Tout en ne renonçant pas à la scène, l'artiste s'apprête à endosser un nouveau rôle en devenant en 2023, directrice de cet Opéra et ainsi, la première femme à prendre la tête de l'institution.

"Mon désir [à l'origine], c'était de faire de la musique avec d'autres musiciens," confie Cecilia Bartoli. "J'ai commencé avec le piano, j'ai un peu étudié la trompette et puis, le chant," précise-t-elle. "Mais devenir directrice, je ne l'aurais jamais imaginé, c'est une surprise même pour moi," reconnaît-elle.

Pour celui auquel elle succédera à la direction de l'Opéra de Monte-Carlo, Jean-Louis Grinda, "Cecilia Bartoli est une légende. On nomme une femme extraordinairement compétente, une artiste qui a marqué l'histoire de l'art lyrique," souligne-t-il.

"Cecilia remet cent fois l'ouvrage sur le métier"

Jean-Louis Grinda renchérit : "Je suis persuadé que les théâtres d'opéra doivent être dirigés par des artistes. Ils comprennent bien les enjeux de tout ce qui peut se passer dans un théâtre et ils savent prendre des risques," estime-t-il.

Metteur en scène, Moshe Leiser confie son admiration pour Cecilia Bartoli : "Cecilia est quelqu'un qui remet cent fois l'ouvrage sur le métier," dit-il.

Patrice Caurier, son associé, poursuit : "Elle a cette passion pour le théâtre, la scène et [cette manière] de dédier toute son énergie à ce qu'elle fait."

"Une porte peut s'ouvrir vers le monde baroque, mais aussi mozartien"
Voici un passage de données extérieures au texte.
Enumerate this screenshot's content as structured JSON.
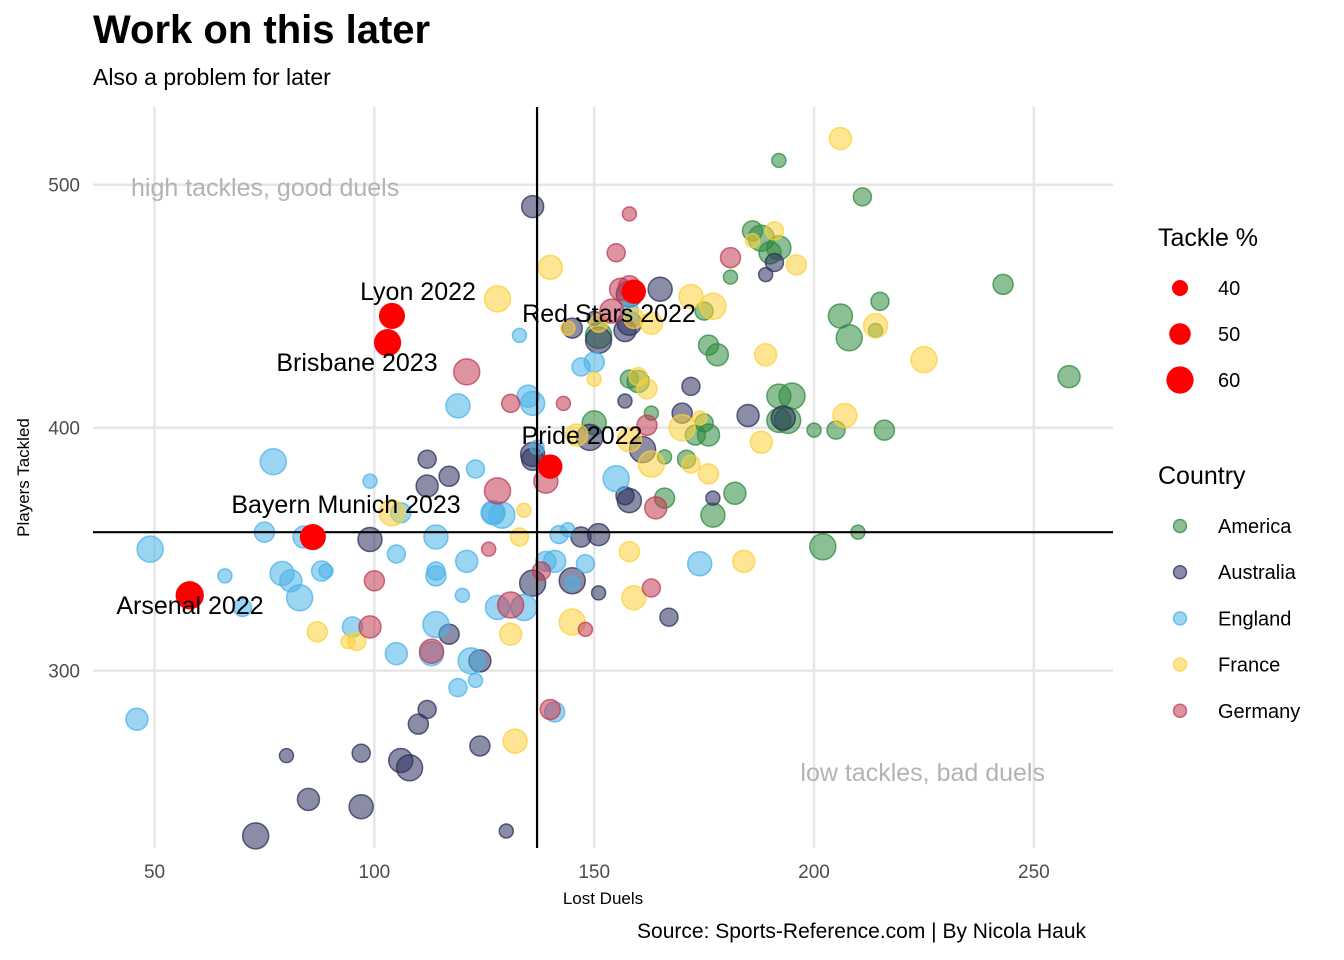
{
  "title": "Work on this later",
  "subtitle": "Also a problem for later",
  "caption": "Source: Sports-Reference.com | By Nicola Hauk",
  "chart_data": {
    "type": "scatter",
    "xlabel": "Lost Duels",
    "ylabel": "Players Tackled",
    "xlim": [
      36,
      268
    ],
    "ylim": [
      227,
      532
    ],
    "xticks": [
      50,
      100,
      150,
      200,
      250
    ],
    "yticks": [
      300,
      400,
      500
    ],
    "grid": true,
    "reference_lines": {
      "x": 137,
      "y": 357
    },
    "quadrant_labels": {
      "top_left": "high tackles, good duels",
      "bottom_right": "low tackles, bad duels"
    },
    "legend_position": "right",
    "size_legend": {
      "title": "Tackle %",
      "values": [
        40,
        50,
        60
      ]
    },
    "colors": {
      "America": "#2e8b3e",
      "Australia": "#2b2f5c",
      "England": "#4bb3e8",
      "France": "#fcd03a",
      "Germany": "#c23b53",
      "highlight": "#ff0000"
    },
    "series": [
      {
        "name": "America",
        "points": [
          [
            192,
            510
          ],
          [
            211,
            495
          ],
          [
            186,
            481
          ],
          [
            190,
            472
          ],
          [
            192,
            474
          ],
          [
            188,
            478
          ],
          [
            181,
            462
          ],
          [
            175,
            448
          ],
          [
            176,
            434
          ],
          [
            178,
            430
          ],
          [
            206,
            446
          ],
          [
            208,
            437
          ],
          [
            214,
            440
          ],
          [
            215,
            452
          ],
          [
            243,
            459
          ],
          [
            258,
            421
          ],
          [
            192,
            413
          ],
          [
            195,
            413
          ],
          [
            163,
            406
          ],
          [
            175,
            402
          ],
          [
            173,
            397
          ],
          [
            176,
            397
          ],
          [
            192,
            403
          ],
          [
            194,
            403
          ],
          [
            200,
            399
          ],
          [
            205,
            399
          ],
          [
            216,
            399
          ],
          [
            160,
            419
          ],
          [
            150,
            402
          ],
          [
            151,
            438
          ],
          [
            166,
            388
          ],
          [
            171,
            387
          ],
          [
            166,
            371
          ],
          [
            182,
            373
          ],
          [
            177,
            364
          ],
          [
            202,
            351
          ],
          [
            210,
            357
          ],
          [
            158,
            420
          ]
        ]
      },
      {
        "name": "Australia",
        "points": [
          [
            136,
            491
          ],
          [
            165,
            457
          ],
          [
            158,
            455
          ],
          [
            189,
            463
          ],
          [
            191,
            468
          ],
          [
            145,
            441
          ],
          [
            157,
            440
          ],
          [
            158,
            443
          ],
          [
            151,
            436
          ],
          [
            150,
            445
          ],
          [
            172,
            417
          ],
          [
            170,
            406
          ],
          [
            185,
            405
          ],
          [
            193,
            404
          ],
          [
            149,
            396
          ],
          [
            157,
            411
          ],
          [
            112,
            387
          ],
          [
            117,
            380
          ],
          [
            112,
            376
          ],
          [
            136,
            389
          ],
          [
            161,
            391
          ],
          [
            177,
            371
          ],
          [
            157,
            372
          ],
          [
            147,
            355
          ],
          [
            151,
            356
          ],
          [
            99,
            354
          ],
          [
            136,
            336
          ],
          [
            151,
            332
          ],
          [
            167,
            322
          ],
          [
            117,
            315
          ],
          [
            124,
            304
          ],
          [
            106,
            263
          ],
          [
            108,
            260
          ],
          [
            80,
            265
          ],
          [
            97,
            266
          ],
          [
            124,
            269
          ],
          [
            85,
            247
          ],
          [
            97,
            244
          ],
          [
            73,
            232
          ],
          [
            130,
            234
          ],
          [
            112,
            284
          ],
          [
            110,
            278
          ],
          [
            136,
            387
          ],
          [
            158,
            370
          ],
          [
            145,
            337
          ]
        ]
      },
      {
        "name": "England",
        "points": [
          [
            133,
            438
          ],
          [
            147,
            425
          ],
          [
            150,
            427
          ],
          [
            135,
            413
          ],
          [
            119,
            409
          ],
          [
            77,
            386
          ],
          [
            99,
            378
          ],
          [
            123,
            383
          ],
          [
            106,
            365
          ],
          [
            127,
            365
          ],
          [
            127,
            365
          ],
          [
            155,
            379
          ],
          [
            144,
            358
          ],
          [
            142,
            356
          ],
          [
            75,
            357
          ],
          [
            84,
            355
          ],
          [
            114,
            355
          ],
          [
            49,
            350
          ],
          [
            89,
            341
          ],
          [
            105,
            348
          ],
          [
            88,
            341
          ],
          [
            81,
            337
          ],
          [
            79,
            340
          ],
          [
            83,
            330
          ],
          [
            66,
            339
          ],
          [
            70,
            326
          ],
          [
            95,
            318
          ],
          [
            105,
            307
          ],
          [
            113,
            307
          ],
          [
            114,
            319
          ],
          [
            120,
            331
          ],
          [
            114,
            341
          ],
          [
            114,
            339
          ],
          [
            121,
            345
          ],
          [
            128,
            326
          ],
          [
            134,
            326
          ],
          [
            145,
            336
          ],
          [
            148,
            344
          ],
          [
            139,
            345
          ],
          [
            141,
            345
          ],
          [
            174,
            344
          ],
          [
            122,
            304
          ],
          [
            123,
            296
          ],
          [
            119,
            293
          ],
          [
            141,
            283
          ],
          [
            46,
            280
          ],
          [
            136,
            410
          ],
          [
            129,
            364
          ],
          [
            137,
            392
          ],
          [
            158,
            448
          ]
        ]
      },
      {
        "name": "France",
        "points": [
          [
            206,
            519
          ],
          [
            140,
            466
          ],
          [
            128,
            453
          ],
          [
            144,
            441
          ],
          [
            151,
            443
          ],
          [
            159,
            445
          ],
          [
            163,
            443
          ],
          [
            172,
            454
          ],
          [
            177,
            450
          ],
          [
            186,
            477
          ],
          [
            191,
            481
          ],
          [
            196,
            467
          ],
          [
            189,
            430
          ],
          [
            214,
            442
          ],
          [
            225,
            428
          ],
          [
            150,
            420
          ],
          [
            160,
            421
          ],
          [
            162,
            416
          ],
          [
            146,
            397
          ],
          [
            158,
            395
          ],
          [
            170,
            400
          ],
          [
            174,
            404
          ],
          [
            172,
            385
          ],
          [
            176,
            381
          ],
          [
            188,
            394
          ],
          [
            207,
            405
          ],
          [
            163,
            385
          ],
          [
            134,
            366
          ],
          [
            133,
            355
          ],
          [
            158,
            349
          ],
          [
            184,
            345
          ],
          [
            159,
            330
          ],
          [
            145,
            320
          ],
          [
            94,
            312
          ],
          [
            96,
            312
          ],
          [
            87,
            316
          ],
          [
            131,
            315
          ],
          [
            132,
            271
          ],
          [
            104,
            365
          ]
        ]
      },
      {
        "name": "Germany",
        "points": [
          [
            158,
            488
          ],
          [
            155,
            472
          ],
          [
            181,
            470
          ],
          [
            156,
            457
          ],
          [
            154,
            448
          ],
          [
            121,
            423
          ],
          [
            143,
            410
          ],
          [
            131,
            410
          ],
          [
            162,
            401
          ],
          [
            164,
            367
          ],
          [
            139,
            378
          ],
          [
            128,
            374
          ],
          [
            126,
            350
          ],
          [
            138,
            341
          ],
          [
            100,
            337
          ],
          [
            99,
            318
          ],
          [
            113,
            308
          ],
          [
            131,
            327
          ],
          [
            148,
            317
          ],
          [
            163,
            334
          ],
          [
            140,
            284
          ],
          [
            158,
            458
          ]
        ]
      }
    ],
    "size_data": {
      "note": "tackle % per point not individually labeled; marker sizes vary"
    },
    "highlighted": [
      {
        "label": "Lyon 2022",
        "x": 104,
        "y": 446,
        "tackle_pct": 58
      },
      {
        "label": "Brisbane 2023",
        "x": 103,
        "y": 435,
        "tackle_pct": 60
      },
      {
        "label": "Red Stars 2022",
        "x": 159,
        "y": 456,
        "tackle_pct": 55
      },
      {
        "label": "Pride 2022",
        "x": 140,
        "y": 384,
        "tackle_pct": 55
      },
      {
        "label": "Bayern Munich 2023",
        "x": 86,
        "y": 355,
        "tackle_pct": 58
      },
      {
        "label": "Arsenal 2022",
        "x": 58,
        "y": 331,
        "tackle_pct": 62
      }
    ]
  }
}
La nouvelle maison artistique de Cecilia Bartoli est un autre bijou du célèbre architecte Charles Garnier. "La salle Garnier est un lieu magique à l'acoustique incroyable," estime-t-elle.
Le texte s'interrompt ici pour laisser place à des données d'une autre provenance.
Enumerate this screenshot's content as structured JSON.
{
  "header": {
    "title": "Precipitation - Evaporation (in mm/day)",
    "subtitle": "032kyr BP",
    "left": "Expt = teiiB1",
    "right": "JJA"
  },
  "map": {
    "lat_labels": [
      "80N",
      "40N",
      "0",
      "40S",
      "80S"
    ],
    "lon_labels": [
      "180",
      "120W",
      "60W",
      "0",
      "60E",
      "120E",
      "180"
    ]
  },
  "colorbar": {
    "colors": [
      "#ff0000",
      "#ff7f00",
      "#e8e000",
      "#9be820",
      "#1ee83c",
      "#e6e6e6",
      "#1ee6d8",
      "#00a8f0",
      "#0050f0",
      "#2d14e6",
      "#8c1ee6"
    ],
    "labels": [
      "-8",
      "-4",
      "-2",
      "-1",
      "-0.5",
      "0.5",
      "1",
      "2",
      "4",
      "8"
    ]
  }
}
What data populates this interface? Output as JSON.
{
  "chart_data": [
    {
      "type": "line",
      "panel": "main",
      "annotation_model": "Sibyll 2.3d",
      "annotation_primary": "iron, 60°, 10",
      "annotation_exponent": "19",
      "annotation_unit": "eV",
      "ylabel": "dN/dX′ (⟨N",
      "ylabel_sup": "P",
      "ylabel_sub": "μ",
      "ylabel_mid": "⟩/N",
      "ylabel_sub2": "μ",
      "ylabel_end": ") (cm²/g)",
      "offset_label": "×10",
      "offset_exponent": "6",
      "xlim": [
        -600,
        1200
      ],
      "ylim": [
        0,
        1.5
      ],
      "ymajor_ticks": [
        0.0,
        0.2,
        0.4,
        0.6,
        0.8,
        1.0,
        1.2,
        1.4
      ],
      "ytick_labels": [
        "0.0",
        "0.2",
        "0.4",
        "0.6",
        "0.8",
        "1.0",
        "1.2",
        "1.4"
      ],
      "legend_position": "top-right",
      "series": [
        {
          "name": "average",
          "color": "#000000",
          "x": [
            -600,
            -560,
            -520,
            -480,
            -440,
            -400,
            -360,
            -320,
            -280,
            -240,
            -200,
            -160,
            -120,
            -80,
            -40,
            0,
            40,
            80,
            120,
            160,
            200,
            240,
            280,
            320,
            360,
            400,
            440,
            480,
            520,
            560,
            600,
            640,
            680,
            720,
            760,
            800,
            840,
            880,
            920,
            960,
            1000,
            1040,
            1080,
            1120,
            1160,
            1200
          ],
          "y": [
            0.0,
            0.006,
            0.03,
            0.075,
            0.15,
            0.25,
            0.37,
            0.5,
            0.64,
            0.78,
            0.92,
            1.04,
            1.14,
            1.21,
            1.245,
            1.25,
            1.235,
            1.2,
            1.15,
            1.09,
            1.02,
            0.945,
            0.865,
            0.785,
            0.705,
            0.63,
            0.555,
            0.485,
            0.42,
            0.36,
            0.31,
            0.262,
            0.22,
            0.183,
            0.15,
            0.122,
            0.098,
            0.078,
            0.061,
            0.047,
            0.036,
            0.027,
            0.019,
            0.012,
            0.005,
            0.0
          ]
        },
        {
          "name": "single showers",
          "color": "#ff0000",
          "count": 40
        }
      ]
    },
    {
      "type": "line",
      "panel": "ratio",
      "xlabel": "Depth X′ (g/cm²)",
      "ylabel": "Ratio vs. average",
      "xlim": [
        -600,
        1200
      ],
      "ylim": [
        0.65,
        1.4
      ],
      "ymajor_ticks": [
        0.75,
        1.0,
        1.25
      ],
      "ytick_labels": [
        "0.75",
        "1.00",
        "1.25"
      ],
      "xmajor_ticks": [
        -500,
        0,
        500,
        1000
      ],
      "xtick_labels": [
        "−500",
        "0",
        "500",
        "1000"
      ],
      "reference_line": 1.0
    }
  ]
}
"Tous les plus grands chanteurs du passé et du présent y sont montés sur scène," rappelle-t-elle. "On peut penser à Enrico Caruso, Beniamino Gigli, Renata Tebaldi.... C'est l'histoire de ce théâtre, c'est important," insiste-t-elle.

"J'aimerais inviter des artistes qui n'ont jamais eu la chance de s'y produire, à venir y chanter," affirme-t-elle avant d'ajouter dans un sourire : "Il y a aussi une porte qui peut s'ouvrir vers le monde baroque, mais aussi mozartien."

"J'espère continuer avec beaucoup d'énergie et d'amour parce que finalement, c'est une question d'amour aussi," fait-elle remarquer enfin.

L'Opéra de Monte-Carlo est actuellement, l'un des rares au monde à maintenir ses représentations en public.